Mais enfin, ce qui est fait est fait, et les os du petit homme, transformés à la sortie du four en savon, ont depuis longtemps servi à satisfaire les besoins de propreté des nazis.
J'aime toujours autant le rahat-lokoum. Cependant, ma mère n'ayant jamais cessé de me voir autrement que comme un mélange de Lord Byron, Garibaldi, d'Annunzio, d'Artagnan, Robin Hood et Richard Cœur de Lion, je suis a présent obligé de faire très attention à ma ligne. Je n'ai pas pu accomplir toutes les prouesses qu'elle attendait de moi, niais j'ai tout de même réussi à ne pas trop prendre de ventre. Tous les jours, je me livre à des exercices d'assouplissement et deux fois par semaine, je fais de la course à pied. Je cours, je cours, oh, comme je cours! Je fais également de l'escrime, du tir à l'arc et au pistolet, du saut en hauteur, du saut de carpe, des poids et haltères, et je sais encore jongler avec trois balles. Évidemment, dans votre quarante-cinquième année, il est un peu naïf de croire à tout ce que votre mère vous a dit, mais je ne peux pas m'en empêcher. Je n'ai pas réussi à redresser le monde, à vaincre la bêtise et la méchanceté, à rendre la dignité et la justice aux hommes, mais j'ai tout de même gagné le tournoi de ping-pong à Nice, en 1932, et je fais encore, chaque matin, mes douze tractions, couché, alors, il n'y a pas lieu de se décourager.

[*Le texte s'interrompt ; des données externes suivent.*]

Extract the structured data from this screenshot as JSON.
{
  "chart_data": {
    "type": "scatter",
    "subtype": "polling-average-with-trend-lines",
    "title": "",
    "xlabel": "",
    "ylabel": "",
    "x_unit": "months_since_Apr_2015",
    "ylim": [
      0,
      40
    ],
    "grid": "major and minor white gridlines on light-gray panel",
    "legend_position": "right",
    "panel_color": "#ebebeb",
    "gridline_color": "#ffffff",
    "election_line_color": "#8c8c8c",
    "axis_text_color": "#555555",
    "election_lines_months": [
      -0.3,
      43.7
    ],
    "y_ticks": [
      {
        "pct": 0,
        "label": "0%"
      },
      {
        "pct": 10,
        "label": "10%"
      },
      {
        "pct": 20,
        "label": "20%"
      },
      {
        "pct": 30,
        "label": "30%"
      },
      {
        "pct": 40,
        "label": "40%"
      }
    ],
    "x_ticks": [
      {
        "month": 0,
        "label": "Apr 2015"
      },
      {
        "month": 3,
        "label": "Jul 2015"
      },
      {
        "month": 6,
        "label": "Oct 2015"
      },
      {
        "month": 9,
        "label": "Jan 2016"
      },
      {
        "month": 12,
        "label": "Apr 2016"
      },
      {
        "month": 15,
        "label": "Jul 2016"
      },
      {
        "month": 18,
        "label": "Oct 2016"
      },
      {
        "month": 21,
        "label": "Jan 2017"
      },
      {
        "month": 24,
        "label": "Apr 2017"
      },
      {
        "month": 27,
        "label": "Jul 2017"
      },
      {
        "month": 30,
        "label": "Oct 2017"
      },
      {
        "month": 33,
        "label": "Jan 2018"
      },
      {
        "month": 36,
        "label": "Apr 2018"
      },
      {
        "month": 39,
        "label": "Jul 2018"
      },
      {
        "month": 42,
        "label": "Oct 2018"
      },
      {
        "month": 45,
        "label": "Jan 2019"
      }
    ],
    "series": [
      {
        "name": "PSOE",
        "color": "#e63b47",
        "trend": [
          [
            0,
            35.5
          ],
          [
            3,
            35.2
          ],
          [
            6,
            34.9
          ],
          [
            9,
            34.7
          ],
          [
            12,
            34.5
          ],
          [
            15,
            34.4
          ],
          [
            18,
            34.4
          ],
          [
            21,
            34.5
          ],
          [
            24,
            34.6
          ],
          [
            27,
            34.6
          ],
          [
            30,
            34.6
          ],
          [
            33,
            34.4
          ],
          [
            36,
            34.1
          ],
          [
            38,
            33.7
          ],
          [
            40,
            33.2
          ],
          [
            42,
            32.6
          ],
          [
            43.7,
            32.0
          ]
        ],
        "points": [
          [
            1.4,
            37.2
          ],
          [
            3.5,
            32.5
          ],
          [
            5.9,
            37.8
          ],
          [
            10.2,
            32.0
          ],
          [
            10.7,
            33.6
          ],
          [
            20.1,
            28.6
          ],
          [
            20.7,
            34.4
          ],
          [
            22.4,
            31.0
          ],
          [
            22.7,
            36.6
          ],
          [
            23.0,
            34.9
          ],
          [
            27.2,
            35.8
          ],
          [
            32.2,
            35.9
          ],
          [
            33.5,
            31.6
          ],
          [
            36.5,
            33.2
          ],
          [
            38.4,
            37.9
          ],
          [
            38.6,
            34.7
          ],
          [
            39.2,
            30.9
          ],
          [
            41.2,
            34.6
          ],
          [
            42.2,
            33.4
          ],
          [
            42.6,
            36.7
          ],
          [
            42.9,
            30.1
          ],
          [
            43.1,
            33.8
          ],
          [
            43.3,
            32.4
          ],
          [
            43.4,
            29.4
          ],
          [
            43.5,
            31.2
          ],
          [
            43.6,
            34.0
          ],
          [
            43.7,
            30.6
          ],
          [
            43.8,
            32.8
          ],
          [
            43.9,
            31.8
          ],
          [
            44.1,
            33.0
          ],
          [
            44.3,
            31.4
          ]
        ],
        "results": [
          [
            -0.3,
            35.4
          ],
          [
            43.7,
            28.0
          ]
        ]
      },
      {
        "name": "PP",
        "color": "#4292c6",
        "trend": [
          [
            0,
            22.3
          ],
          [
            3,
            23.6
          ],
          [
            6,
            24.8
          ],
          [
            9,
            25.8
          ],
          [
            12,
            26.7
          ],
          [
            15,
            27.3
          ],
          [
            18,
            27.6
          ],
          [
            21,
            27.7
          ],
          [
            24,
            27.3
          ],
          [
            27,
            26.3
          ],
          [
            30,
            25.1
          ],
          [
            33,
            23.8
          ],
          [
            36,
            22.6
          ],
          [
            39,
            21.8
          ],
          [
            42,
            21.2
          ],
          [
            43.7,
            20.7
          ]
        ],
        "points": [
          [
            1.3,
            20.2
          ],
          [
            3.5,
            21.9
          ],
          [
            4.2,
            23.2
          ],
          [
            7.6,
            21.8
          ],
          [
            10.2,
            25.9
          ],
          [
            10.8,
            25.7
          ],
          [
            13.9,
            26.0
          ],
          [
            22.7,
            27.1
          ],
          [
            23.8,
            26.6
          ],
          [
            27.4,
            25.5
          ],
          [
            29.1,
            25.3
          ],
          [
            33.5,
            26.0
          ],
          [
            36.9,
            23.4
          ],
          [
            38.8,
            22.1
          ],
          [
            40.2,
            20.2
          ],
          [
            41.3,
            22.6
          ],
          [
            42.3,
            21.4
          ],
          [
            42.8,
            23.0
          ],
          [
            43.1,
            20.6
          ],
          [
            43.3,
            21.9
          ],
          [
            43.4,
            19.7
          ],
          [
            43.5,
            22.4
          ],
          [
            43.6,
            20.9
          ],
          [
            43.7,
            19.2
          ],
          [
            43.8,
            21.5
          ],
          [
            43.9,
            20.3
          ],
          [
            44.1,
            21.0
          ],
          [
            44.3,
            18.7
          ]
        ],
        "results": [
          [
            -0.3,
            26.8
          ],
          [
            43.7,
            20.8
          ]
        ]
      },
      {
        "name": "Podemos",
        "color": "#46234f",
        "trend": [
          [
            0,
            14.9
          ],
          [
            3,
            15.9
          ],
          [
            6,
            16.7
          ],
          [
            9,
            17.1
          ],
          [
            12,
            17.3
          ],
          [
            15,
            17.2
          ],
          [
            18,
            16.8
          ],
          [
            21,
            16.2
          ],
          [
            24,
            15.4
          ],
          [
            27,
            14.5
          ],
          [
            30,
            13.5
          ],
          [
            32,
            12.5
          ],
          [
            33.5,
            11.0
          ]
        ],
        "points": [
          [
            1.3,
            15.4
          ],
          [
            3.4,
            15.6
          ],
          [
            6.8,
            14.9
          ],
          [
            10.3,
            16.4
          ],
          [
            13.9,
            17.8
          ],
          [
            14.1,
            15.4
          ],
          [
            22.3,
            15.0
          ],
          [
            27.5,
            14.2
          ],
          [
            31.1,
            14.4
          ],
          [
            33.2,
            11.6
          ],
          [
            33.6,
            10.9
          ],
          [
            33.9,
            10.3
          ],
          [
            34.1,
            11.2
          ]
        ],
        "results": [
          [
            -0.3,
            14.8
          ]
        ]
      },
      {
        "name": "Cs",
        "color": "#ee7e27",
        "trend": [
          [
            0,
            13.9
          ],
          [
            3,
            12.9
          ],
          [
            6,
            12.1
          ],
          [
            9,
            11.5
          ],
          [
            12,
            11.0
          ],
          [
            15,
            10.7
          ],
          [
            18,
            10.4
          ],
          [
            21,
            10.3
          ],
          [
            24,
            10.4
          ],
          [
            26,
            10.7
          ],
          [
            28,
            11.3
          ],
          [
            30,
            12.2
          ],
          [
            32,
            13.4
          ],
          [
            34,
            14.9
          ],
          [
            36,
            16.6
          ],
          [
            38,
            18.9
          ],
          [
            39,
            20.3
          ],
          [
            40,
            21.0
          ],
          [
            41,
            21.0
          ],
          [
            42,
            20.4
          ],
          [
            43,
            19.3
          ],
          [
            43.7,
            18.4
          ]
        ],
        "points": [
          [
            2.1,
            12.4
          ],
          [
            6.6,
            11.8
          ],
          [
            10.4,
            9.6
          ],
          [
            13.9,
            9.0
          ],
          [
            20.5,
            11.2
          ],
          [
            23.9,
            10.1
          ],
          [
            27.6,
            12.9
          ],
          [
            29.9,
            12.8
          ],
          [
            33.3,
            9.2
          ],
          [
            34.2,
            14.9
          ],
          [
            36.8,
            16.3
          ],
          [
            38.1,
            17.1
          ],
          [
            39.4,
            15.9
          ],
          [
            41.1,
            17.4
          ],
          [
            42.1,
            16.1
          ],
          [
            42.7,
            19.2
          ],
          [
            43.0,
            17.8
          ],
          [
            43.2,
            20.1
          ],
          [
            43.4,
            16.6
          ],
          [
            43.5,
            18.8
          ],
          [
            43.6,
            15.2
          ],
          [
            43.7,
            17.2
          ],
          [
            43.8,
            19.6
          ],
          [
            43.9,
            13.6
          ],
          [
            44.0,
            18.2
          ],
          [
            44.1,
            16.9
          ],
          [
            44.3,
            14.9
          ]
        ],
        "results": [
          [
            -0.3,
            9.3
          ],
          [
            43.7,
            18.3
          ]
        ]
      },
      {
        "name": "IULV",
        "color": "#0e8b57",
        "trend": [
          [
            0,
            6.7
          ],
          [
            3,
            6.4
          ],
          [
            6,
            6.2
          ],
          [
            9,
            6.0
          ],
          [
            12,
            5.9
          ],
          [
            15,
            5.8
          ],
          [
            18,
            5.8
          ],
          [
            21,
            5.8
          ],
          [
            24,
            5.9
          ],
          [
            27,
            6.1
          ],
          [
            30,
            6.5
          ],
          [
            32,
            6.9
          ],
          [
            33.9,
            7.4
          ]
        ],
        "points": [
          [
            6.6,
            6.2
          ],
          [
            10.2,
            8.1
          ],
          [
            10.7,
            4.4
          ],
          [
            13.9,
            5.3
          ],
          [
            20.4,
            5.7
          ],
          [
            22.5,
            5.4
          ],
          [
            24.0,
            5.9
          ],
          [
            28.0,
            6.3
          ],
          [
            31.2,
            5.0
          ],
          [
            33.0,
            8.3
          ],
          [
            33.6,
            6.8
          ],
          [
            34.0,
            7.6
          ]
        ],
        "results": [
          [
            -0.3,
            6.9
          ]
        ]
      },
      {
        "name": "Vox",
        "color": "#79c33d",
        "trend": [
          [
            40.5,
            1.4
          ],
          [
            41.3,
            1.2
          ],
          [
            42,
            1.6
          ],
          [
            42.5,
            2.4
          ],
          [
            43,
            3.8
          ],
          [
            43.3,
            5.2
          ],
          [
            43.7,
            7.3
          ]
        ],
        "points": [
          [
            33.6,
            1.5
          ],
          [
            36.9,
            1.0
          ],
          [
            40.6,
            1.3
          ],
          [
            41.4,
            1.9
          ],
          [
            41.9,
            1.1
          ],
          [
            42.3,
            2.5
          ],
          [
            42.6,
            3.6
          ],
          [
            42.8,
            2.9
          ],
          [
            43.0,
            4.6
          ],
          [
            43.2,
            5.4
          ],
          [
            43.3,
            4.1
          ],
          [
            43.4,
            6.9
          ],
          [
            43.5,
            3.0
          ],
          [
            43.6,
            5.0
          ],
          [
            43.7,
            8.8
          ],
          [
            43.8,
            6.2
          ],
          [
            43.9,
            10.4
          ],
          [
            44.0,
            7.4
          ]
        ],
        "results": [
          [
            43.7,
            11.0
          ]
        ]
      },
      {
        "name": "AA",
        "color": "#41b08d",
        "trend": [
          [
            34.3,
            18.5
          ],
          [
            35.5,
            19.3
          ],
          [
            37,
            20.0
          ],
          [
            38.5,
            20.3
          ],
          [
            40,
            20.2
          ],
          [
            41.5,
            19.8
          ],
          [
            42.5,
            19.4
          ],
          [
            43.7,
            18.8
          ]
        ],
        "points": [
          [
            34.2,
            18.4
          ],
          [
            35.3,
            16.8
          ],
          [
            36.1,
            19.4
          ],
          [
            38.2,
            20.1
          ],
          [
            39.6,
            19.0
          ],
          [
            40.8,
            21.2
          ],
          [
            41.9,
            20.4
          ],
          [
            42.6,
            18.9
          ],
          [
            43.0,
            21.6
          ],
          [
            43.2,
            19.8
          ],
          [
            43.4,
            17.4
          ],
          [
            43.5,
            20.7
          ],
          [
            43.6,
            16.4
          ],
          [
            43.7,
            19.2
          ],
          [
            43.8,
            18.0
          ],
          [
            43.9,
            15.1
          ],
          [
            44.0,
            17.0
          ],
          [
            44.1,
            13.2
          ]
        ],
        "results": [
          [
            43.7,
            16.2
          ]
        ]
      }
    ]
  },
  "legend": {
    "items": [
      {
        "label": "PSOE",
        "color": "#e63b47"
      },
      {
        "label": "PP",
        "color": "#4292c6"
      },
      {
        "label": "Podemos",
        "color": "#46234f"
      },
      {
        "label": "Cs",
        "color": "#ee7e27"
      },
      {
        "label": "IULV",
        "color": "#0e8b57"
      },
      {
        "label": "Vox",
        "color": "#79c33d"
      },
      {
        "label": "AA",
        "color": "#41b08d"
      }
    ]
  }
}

A peu près à la même époque, nos affaires prirent meilleure tournure. Les «modèles de Paris» eurent beaucoup de succès et bientôt une nouvelle ouvrière fut engagée pour faire face à la demande. Ma mère ne passait plus son temps à courir de porte en porte: la clientèle affluait à présent dans nos salons. Le jour vint où elle put annoncer dans les journaux que, désormais, sa maison, «par arrangement spécial avec M. Paul Poiret» allait assurer la représentation exclusive, «sous la supervision personnelle du maître», non seulement de chapeaux, mais encore de robes. Une plaque fut clouée à l'entrée, avec les mots «Maison Nouvelle, Haute Couture de Paris», gravés en français, en lettres d'or. Ma mère ne faisait jamais les choses à demi. A ce début de réussite, il manquait un élément de transcendance, de merveilleux, un deus ex machina qui viendrait transformer notre premier succès en une victoire définitive et écrasante sur l'adversité. Assise sur le petit divan rose du salon, les jambes croisées, une cigarette oubliée aux lèvres, son regard inspiré suivait dans l'espace un projet hardi, cependant que son visage prenait peu à peu cette expression que je commençais à connaître si bien, un mélange de ruse, de triomphe et de naïveté. J'étais tapi dans un fauteuil en face d'elle, mon gâteau au pavot a la main, légitimement acquis, cette fois. Parfois, je tournais la tête dans la direction de son regard, mais je ne voyais jamais rien. Le spectacle de ma mère faisant des projets était pour moi quelque chose de fabuleux et de bouleversant. J'en oubliais mon gâteau et je restais là, bouche bée, débordant de fierté et d'admiration.